As energy prices rocketed, this gave a second leg to the cost of living crisis and already intense price competition among Britain’s Big Four grocery chains – Tesco, Sainsbury’s, Asda and Morrisons. 

What no one had anticipated was the aggressive expansion of the German no-frills chains Lidl and Aldi, with apparently limitless funds to grow market share.

The outcome is a financial and commercial disaster. Rocketing interest rates undermined the rationale of a debt-fuelled deal. 

It paid £593million of interest in the year to October 2022, leaving nothing in the kitty for the proposed expansion.

Instead of accumulating assets through potential forecourt deals, Morrisons has been required to jettison them – and a £201million annual profit before the public-to-private buyout has been turned into a whopping loss of £1.5billion.

Reporting periods and the units involved may not be strictly comparable. But there is no mistaking direction of travel.

Swelling interest rate charges and rising production supply costs meant that Morrisons, in spite of superior meat, fish and produce from its farms, factories and fishing fleet, lost market share, with Aldi and Lidl the winners.

If the timing is right, private equity, with its accounting data and marketing skills, has shown its ability to reposition enterprises and add enormous value.

Data service Refinitiv, F1 motor racing and Worldpay all come to mind.

There have also been horrendous outcomes. Private equity ownership contributed to the destruction of Debenhams.

Guy Hands’ badly timed takeover of EMI (in the eye of the great financial crisis) led to the Balkanisation of the UK’s greatest music production company.

And Blackstone’s in-and-out ownership of Southern Cross profited its investors and left care home residents high and dry. Morrisons is the latest addition to a disturbing parade of spoilt and destroyed enterprises.

Wilson lament

One would expect nothing less of Legal & General chief executive Nigel Wilson than to go out with a bang.

Not satisfied with generating £1.9billion of new cash in 2022 and lifting the dividend, Wilson has some sombre words for the Tories ahead of next week’s Budget.

He decried the perpetual drift of quoted firms from the City to New York and Europe, and expressed frustration at the UK’s low-growth, low-productivity economy.

Wilson has done his fair share to use L&G’s strong balance sheet to back innovation, with the Helix centre in Newcastle and development deals with Oxford University. He has set a sparkling example for the rest of the UK’s defensive-minded asset managers.

L&G’s badly judged association with the liability-driven investments at the core of last Autumn’s gilts market meltdown was a rare misstep.

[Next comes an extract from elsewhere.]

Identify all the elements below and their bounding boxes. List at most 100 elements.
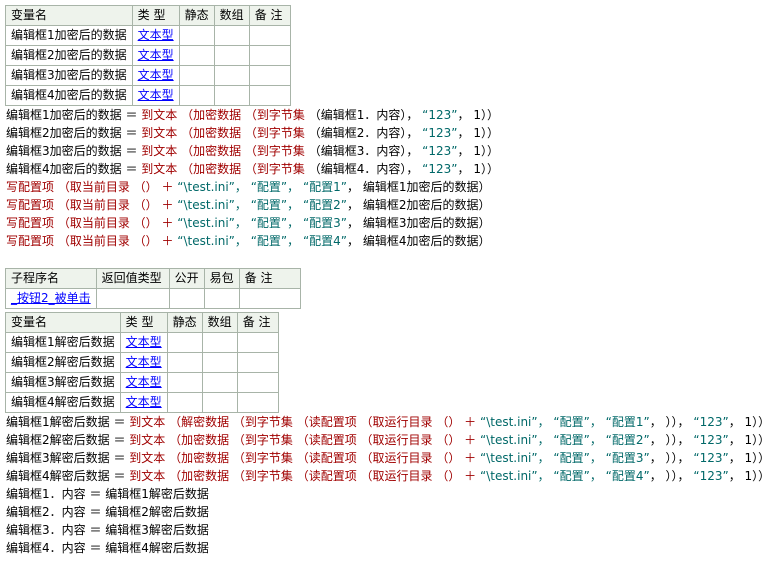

Everyone makes mistakes.

Audit trail

We are still awaiting the birth of the Tories’ new statutory Audit, Reporting and Governance Authority.

That has not stopped its ineffectual predecessor, the Financial Reporting Council (FRC), from toughening up its act post the Carillion collapse.

Its latest target is auditor PwC, which has been fined (its fourth since June 2022) over sloppy audits at engineer Babcock.

FRC activism has been seen recently at newbie financial group Revolut.

Better to act pre-emptively rather than after the Lord Mayor’s show.